La nigromancia era peligrosa, tan poderosa como la magia blanca de la realeza, pero apareció más tardíamente, en corazones que albergaban un profundo odio. Y como no podía ser de otro modo, el miedo a las represalias hizo que todos los nigromantes fueran expulsados al otro lado de la valla.

Cuando eso se impuso, eran personas con el corazón lleno de odio que albergó más y más rencor, y sus descendientes fueron igual, odiando a quienes les daban esa pésima calidad de vida.

Pero no tenían en cuenta de que había personas nacidas ahí con un bondadoso corazón que, al final, acababan por perderlo. Nadie nace odiando, aunque eso nunca lo tuvieron en cuenta.

No se daban cuenta de que la magia blanca y la negra eran dos caras de la misma moneda, y que la más pura puede convertirse en la más oscura, y viceversa.

Solo que reparar un corazón de odio es más difícil que hacerlo odiar.

El odio busca venganza, sangre, muerte, destrucción, y no es calmado hasta que se cumple. Sin embargo, es un círculo vicioso, pues se siente insuficiente, insatisfecho, de solo segar una vida, y hacen dos, tres...

El señor de la destrucción por excelencia, más perfecta y natural, es el fuego.

Las llamas desobedientes, vivas, fluyendo por doquier a su manera, incontrolables. Era una danza chispeante, ardiente, hermosa, cuya música de fondo eran los desgarradores gritos de los que se incineran, y ellas bailan a su son.

Era todo un espectáculo que escondía furia, odio, rencor.

Desde su posición en una rama resistente de un ciprés, hechizado para que no se quemara, observaba con una complacida y sádica sonrisa el incendio, con sus ojos chispeantes, brillando por el fuego.

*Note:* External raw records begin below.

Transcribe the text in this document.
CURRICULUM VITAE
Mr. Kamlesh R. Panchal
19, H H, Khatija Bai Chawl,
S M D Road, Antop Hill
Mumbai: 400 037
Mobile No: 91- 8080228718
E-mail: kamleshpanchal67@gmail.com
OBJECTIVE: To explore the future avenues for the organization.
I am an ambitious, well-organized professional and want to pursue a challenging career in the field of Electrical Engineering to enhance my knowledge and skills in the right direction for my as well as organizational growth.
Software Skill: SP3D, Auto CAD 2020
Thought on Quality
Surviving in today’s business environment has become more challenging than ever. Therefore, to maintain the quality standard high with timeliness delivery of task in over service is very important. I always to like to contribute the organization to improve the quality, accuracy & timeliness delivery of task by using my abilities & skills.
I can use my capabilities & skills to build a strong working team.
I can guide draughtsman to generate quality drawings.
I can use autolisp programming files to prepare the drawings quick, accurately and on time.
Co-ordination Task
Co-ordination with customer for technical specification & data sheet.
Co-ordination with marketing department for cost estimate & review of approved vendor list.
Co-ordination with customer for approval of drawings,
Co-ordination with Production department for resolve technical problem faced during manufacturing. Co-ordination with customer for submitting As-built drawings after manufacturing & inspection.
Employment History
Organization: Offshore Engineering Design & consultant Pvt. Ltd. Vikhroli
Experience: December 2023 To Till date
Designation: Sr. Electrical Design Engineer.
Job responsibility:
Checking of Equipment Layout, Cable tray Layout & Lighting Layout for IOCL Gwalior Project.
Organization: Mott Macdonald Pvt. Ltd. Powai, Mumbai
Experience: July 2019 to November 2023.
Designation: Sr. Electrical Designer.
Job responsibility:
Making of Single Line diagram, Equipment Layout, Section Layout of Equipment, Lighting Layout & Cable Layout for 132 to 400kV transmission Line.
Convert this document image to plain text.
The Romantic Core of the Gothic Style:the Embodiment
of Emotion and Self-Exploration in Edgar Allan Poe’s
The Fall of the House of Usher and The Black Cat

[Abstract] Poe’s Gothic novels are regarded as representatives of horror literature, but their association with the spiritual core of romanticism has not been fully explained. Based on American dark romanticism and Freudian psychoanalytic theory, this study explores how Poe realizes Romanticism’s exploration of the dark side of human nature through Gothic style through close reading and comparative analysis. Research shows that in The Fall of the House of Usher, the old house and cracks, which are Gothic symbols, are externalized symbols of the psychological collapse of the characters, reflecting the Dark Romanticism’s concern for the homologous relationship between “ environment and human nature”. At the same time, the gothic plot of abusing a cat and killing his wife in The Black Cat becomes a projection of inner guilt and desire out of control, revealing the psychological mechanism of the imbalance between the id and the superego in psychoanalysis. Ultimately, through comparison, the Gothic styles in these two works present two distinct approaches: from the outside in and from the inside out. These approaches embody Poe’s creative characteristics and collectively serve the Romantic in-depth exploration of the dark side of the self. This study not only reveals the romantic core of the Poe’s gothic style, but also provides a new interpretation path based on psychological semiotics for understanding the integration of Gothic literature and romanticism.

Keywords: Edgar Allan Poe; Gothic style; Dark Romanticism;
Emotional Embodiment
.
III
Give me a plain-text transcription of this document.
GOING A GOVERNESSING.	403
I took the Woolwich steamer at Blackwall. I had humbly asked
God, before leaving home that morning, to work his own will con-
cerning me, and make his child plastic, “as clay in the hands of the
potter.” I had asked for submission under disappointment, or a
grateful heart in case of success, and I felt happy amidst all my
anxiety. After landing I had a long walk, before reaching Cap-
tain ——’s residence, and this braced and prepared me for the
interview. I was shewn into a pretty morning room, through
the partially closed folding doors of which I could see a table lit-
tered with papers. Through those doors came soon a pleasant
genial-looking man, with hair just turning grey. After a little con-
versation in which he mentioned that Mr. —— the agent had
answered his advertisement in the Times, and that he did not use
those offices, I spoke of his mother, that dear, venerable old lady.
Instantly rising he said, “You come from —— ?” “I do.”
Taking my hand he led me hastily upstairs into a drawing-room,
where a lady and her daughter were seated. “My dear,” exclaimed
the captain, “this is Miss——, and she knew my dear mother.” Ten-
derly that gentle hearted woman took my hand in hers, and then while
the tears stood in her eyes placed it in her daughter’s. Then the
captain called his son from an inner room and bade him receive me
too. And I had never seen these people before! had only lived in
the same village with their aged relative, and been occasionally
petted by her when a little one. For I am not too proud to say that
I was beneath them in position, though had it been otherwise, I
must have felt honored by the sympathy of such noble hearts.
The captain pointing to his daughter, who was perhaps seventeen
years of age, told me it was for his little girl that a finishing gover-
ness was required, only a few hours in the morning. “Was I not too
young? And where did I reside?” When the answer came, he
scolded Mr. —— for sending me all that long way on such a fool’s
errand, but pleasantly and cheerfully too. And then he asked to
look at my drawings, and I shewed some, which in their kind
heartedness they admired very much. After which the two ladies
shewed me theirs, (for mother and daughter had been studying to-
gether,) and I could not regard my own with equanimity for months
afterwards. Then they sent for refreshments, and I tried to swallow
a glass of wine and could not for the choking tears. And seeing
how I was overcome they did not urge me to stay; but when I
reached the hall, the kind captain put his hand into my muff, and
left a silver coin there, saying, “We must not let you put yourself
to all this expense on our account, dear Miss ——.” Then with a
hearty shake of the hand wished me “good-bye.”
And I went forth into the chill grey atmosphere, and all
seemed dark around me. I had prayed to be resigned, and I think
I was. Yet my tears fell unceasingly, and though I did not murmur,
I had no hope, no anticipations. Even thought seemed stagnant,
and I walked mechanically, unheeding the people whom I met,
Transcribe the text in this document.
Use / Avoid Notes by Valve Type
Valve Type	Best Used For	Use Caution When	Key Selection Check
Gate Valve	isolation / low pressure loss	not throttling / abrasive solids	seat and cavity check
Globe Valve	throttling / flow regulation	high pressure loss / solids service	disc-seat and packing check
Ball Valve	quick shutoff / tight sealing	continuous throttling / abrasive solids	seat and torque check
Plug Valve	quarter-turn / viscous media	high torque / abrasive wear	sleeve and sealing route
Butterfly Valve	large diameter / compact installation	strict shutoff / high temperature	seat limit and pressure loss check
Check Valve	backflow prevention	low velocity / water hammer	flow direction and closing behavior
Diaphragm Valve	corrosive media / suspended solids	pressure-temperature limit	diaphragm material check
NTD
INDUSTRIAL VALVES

Aquellas llamas recordaban a la tragedia de años atrás, cuando todos morían, cuando todos intentaban, desesperados, encontrar una salida, una manera de salvar sus vidas de aquel fuego que con nada se apagaba.

Eran similares a los ratones enjaulados, atrapados en una ratonera en la que, inevitablemente, morirían.

Al recordar, rió. Rió con fuerza, con ironía, sadismo puro y venganza en su máximo estado, burlándose de su suerte y de la de los que gritaban en llamas.